This is one of the Level 3 core courses to students pursuing a statistics major.
Among the three cores, I personally believe this is the hardest of the lot. MATH3821 gets its difficulty from having too much content. This course is about probability theory, and that's not something you can simply overcome with memorisation.
This course is pretty popular among mathematics students as a whole due to the fact that MATH2931 is not a prerequisite and that it's really just a probability course, not statistics. Part of this is influenced by the fact that many people genuinely enjoy the first half of MATH2901, and drop off in the second. Mastery of this course can be extremely useful in the short term, because the strengthened intuition in probability can help useful in trading interviews, where probability based questions resurface more than you might expect.

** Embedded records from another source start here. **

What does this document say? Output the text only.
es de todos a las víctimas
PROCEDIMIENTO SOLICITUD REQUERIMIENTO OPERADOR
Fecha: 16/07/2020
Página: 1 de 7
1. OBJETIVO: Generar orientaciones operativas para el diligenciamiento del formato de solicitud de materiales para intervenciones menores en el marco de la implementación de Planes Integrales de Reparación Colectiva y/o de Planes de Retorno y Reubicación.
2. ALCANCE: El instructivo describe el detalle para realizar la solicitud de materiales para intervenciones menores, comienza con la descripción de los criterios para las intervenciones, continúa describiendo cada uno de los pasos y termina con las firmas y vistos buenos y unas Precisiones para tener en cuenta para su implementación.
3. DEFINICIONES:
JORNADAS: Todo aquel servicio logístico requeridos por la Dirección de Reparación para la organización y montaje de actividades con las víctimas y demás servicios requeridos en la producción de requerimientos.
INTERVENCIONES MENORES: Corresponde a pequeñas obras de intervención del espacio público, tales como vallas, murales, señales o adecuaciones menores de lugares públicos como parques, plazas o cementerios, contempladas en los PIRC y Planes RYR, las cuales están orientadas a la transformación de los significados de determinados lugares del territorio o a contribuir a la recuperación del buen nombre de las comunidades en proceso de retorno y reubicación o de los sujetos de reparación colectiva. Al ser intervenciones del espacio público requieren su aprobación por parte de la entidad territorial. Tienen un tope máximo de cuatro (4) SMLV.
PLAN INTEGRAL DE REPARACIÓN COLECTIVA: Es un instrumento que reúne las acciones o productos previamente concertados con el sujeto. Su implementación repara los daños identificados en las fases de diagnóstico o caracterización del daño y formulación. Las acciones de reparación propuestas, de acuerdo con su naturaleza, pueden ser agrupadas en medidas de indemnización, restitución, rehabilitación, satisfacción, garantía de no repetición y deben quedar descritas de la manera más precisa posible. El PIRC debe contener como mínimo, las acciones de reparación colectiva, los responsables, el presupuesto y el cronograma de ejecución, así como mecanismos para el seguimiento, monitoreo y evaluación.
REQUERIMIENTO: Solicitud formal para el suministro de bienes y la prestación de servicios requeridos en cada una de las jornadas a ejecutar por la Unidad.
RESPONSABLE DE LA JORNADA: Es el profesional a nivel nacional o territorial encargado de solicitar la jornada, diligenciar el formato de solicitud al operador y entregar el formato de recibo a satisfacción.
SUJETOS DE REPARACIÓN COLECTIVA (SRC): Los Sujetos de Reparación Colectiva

Stochastic processes are just useful in general for people who want to work with the market. A simple summary: a stochastic process is just a sequence of random variables measured over time (can be both discrete time and continuous time).
Assessment tasks are definitely more challenging in this course, compared to its sister course MATH3911. Although most questions are doable, every past paper I've seen seems to introduce a completely unrelated question to that of the previous paper. They all use the same techniques, but the question style appears foreign.
For the class tests, the questions are the same. The difference is that he changes the letters in the actual test. (Or for MATH3801, he might change a number instead.) Figure out a way to write it as quickly as you can, but not too quickly that you'd struggle with different letters/numbers. Some explanation skipping is okay, just not too much.
Also, after studying for the finals, I would advise being careful with Brownian motion. It's also a really interesting concept to learn about, but it can take a while to understand because it's so far to the end and is fairly different to the stochastic processes you see before it.
(The difficulty would've been 4/5, but it jumped to 4.5/5 after I saw the challenge of this year's midsession. It was a pretty spiked paper to offset that we had all the lecture notes available, and not just the cheat sheet.) Edit: I'm convinced 4.5/5 was the right choice now after studying for finals.